Un Minitel (Photo : Maud Vandepoele) |
[23/06/2012 09:04:39] PARIS (AFP) Le Minitel, condamné à disparaître à la fin du mois, a marqué les débuts de la culture numérique des Français, mais loin d’être un objet dépassé qui ne suscite que la nostalgie, son héritage se retrouve encore dans les technologies d’aujourd’hui.
Son écran noir et blanc de 23 centimètres et son clavier minimaliste lui donnent l’air sorti de l’âge de pierre informatique à l’heure des tablettes et des smartphones. Pourtant, le remiser au grenier avec les téléphones à cadran serait injuste car son influence subsiste encore dans le monde des télécoms.
“Le Minitel a été une façon de préparer les Français aux usages internet qu’on connaît aujourd’hui, à travers des services de communication électronique, la messagerie, ou la consultation de bases de données”, défend la directrice des portails chez Orange France, Hélène Viot-Poirier.
“Il y a aujourd’hui des services de +cloud+ (gestion dématérialisée des données informatiques) peu différents dans l’esprit de ce qu’on trouvait dans les systèmes de consultation de bases de données sur Minitel”, souligne-t-elle.
Plus encore que dans l’outil, simplifié au maximum pour convenir au plus large public possible, c’est dans la gestion de son réseau que se situait l’innovation du Minitel.
Le Kiosque, “business model” inventé spécialement pour le Minitel, a permis une tarification simple, au temps de connexion, gérée par l’administration des télécoms plutôt que par les fournisseurs de services, en intégrant le coût de la consultation des services directement sur la facture de l’abonné.
Ce système en a inspiré de nombreux autres, comme la téléphonie portable ou les boutiques en ligne comme l’App Store d’Apple, racontent Valérie Schafer et Benjamin G. Thierry dans leur ouvrage “Le Minitel, l’enfance numérique de la France”.

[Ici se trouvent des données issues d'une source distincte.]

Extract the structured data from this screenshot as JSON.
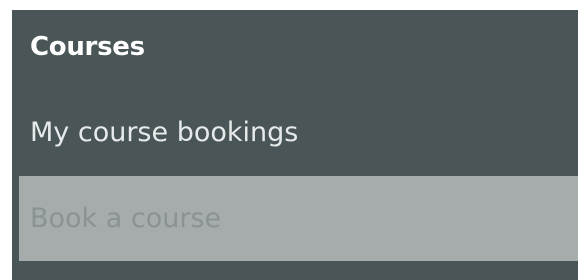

être détruits et recyclés, le 12 juin 2012 à Toulouse (Photo : Pascal Pavani) |
L’exemple Free
“On y trouve une remarquable similitude de fonctionnement avec l’économie de la télématique française: un terminal subventionné (iPhone ou Minitel), des services mis à disposition du client par l’opérateur en position monopolistique ou fortement dominante, et un système de redistribution des fournisseurs d’informations dont une part est prélevée par l’opérateur”, expliquent-ils.
Le partage de revenus entre fournisseurs de contenus et opérateurs a aussi favorisé l’émergence des développeurs de services.

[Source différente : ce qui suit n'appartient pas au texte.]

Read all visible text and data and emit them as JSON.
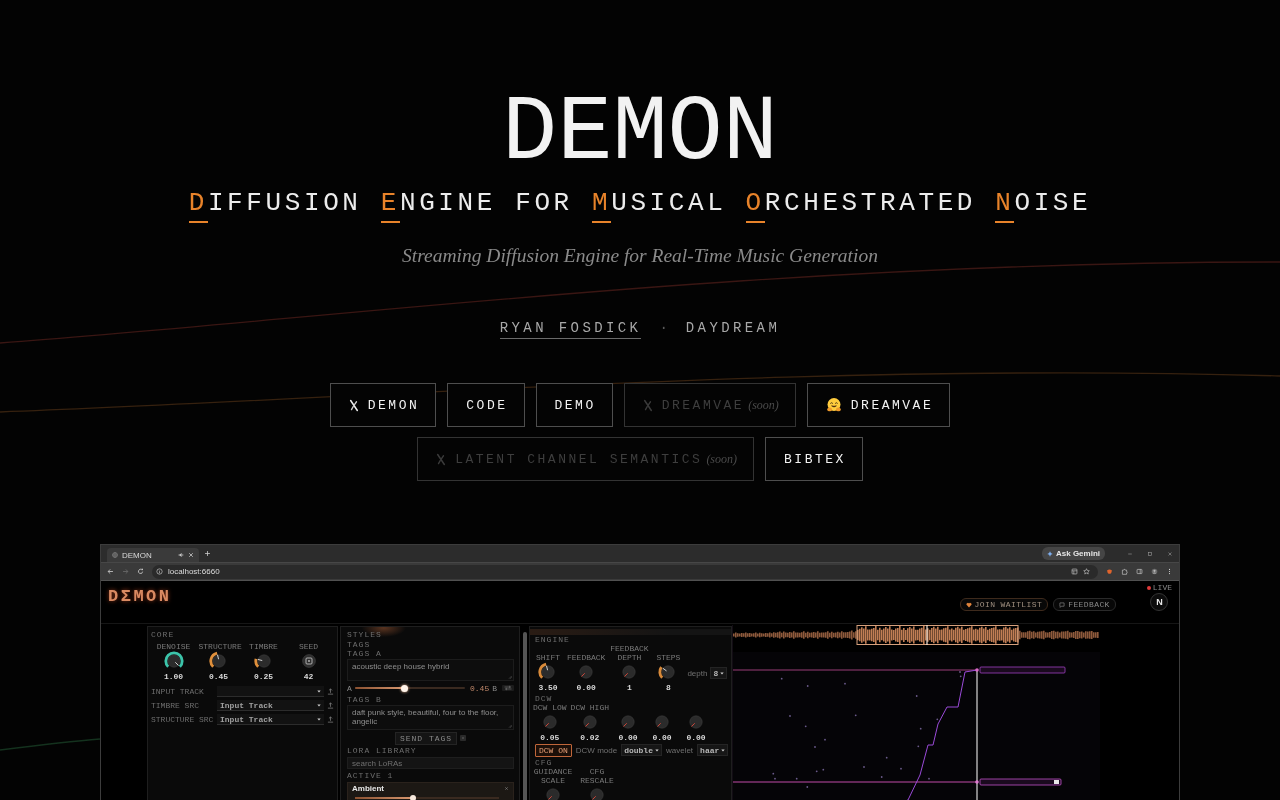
{
  "hero": {
    "title": "DEMON",
    "acronym": [
      {
        "word": "DIFFUSION",
        "accent": true
      },
      {
        "word": "ENGINE",
        "accent": true
      },
      {
        "word": "FOR",
        "accent": false
      },
      {
        "word": "MUSICAL",
        "accent": true
      },
      {
        "word": "ORCHESTRATED",
        "accent": true
      },
      {
        "word": "NOISE",
        "accent": true
      }
    ],
    "tagline": "Streaming Diffusion Engine for Real-Time Music Generation"
  },
  "authors": [
    {
      "name": "RYAN FOSDICK",
      "linked": true
    },
    {
      "name": "DAYDREAM",
      "linked": false
    }
  ],
  "author_separator": "·",
  "link_rows": [
    [
      {
        "kind": "paper",
        "label": "DEMON",
        "disabled": false
      },
      {
        "kind": "code",
        "label": "CODE",
        "disabled": false
      },
      {
        "kind": "demo",
        "label": "DEMO",
        "disabled": false
      },
      {
        "kind": "paper",
        "label": "DREAMVAE",
        "note": "(soon)",
        "disabled": true
      },
      {
        "kind": "model",
        "label": "DREAMVAE",
        "disabled": false
      }
    ],
    [
      {
        "kind": "paper",
        "label": "LATENT CHANNEL SEMANTICS",
        "note": "(soon)",
        "disabled": true
      },
      {
        "kind": "citation",
        "label": "BIBTEX",
        "disabled": false
      }
    ]
  ],
  "screenshot": {
    "browser": {
      "tab_title": "DEMON",
      "ask_button": "Ask Gemini",
      "address": "localhost:6660"
    },
    "app": {
      "logo": "DΣMON",
      "header_buttons": [
        {
          "label": "JOIN WAITLIST"
        },
        {
          "label": "FEEDBACK"
        }
      ],
      "live_label": "LIVE",
      "avatar_letter": "N",
      "core": {
        "title": "CORE",
        "knobs": [
          {
            "kind": "knob",
            "label": "DENOISE",
            "value": "1.00",
            "level": 1,
            "color": "#3cc4aa"
          },
          {
            "kind": "knob",
            "label": "STRUCTURE",
            "value": "0.45",
            "level": 0.45,
            "color": "#e0903c"
          },
          {
            "kind": "knob",
            "label": "TIMBRE",
            "value": "0.25",
            "level": 0.22,
            "color": "#e0903c"
          },
          {
            "kind": "dice",
            "label": "SEED",
            "value": "42"
          }
        ],
        "rows": [
          {
            "label": "INPUT TRACK"
          },
          {
            "label": "TIMBRE SRC",
            "value": "Input Track"
          },
          {
            "label": "STRUCTURE SRC",
            "value": "Input Track"
          }
        ]
      },
      "styles": {
        "title": "STYLES",
        "tags_label": "TAGS",
        "tags_a_label": "TAGS A",
        "tags_a": "acoustic deep house hybrid",
        "blend": {
          "left_label": "A",
          "level": 0.45,
          "reading": "0.45",
          "right_label": "B"
        },
        "tags_b_label": "TAGS B",
        "tags_b": "daft punk style, beautiful, four to the floor, angelic",
        "send_button": "SEND TAGS",
        "library_label": "LORA LIBRARY",
        "search_placeholder": "search LoRAs",
        "active_label": "ACTIVE 1",
        "active_loras": [
          {
            "name": "Ambient",
            "level": 0.4
          }
        ]
      },
      "engine": {
        "title": "ENGINE",
        "knobs": [
          {
            "label": "SHIFT",
            "value": "3.50",
            "level": 0.45
          },
          {
            "label": "FEEDBACK",
            "value": "0.00"
          },
          {
            "label": "FEEDBACK DEPTH",
            "value": "1"
          },
          {
            "label": "STEPS",
            "value": "8",
            "level": 0.3
          }
        ],
        "depth_label": "depth",
        "depth_value": "8",
        "dcw_title": "DCW",
        "dcw_knobs": [
          {
            "label": "DCW LOW",
            "value": "0.05"
          },
          {
            "label": "DCW HIGH",
            "value": "0.02"
          },
          {
            "value": "0.00"
          },
          {
            "value": "0.00"
          },
          {
            "value": "0.00"
          }
        ],
        "dcw_button": "DCW ON",
        "dcw_on": true,
        "mode_label": "DCW mode",
        "mode_value": "double",
        "wavelet_label": "wavelet",
        "wavelet_value": "haar",
        "cfg_title": "CFG",
        "cfg_knobs": [
          {
            "label": "GUIDANCE SCALE"
          },
          {
            "label": "CFG RESCALE"
          }
        ]
      }
    }
  }
}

“Le Minitel a permis de créer en France tout un écosystème de fournisseurs de contenus qui va perdurer au-delà de la fin du service, car ces start-up ont clairement réussi leur transformation en passant de modèles Minitel à des modèles internet en ajoutant de nouvelles solutions de paiement ou des modèles publicitaires”, estime Mme Viot-Poirier.
Pour l’expert en innovation et nouveaux médias Damien Douani, “si on a des acteurs aussi virulents d’un point de vue commercial dans l’internet français, c’est grâce au Minitel”. Il cite en exemple le fournisseur d’accès à internet Free, “qui a financé son développement grâce à son service d’annuaire inversé et aux messageries roses sur Minitel”.
De plus, il y a selon lui encore une demande pour des systèmes d’interaction simples avec l’usager et de tarification transparente, comme avec les nouvelles tablettes tactiles.
“Le Minitel était un outil simple de consultation, pas de création, et c’est ce que le gens demandent, qu’on les aide à s’y retrouver dans le maquis de l’information”, explique encore M. Douani.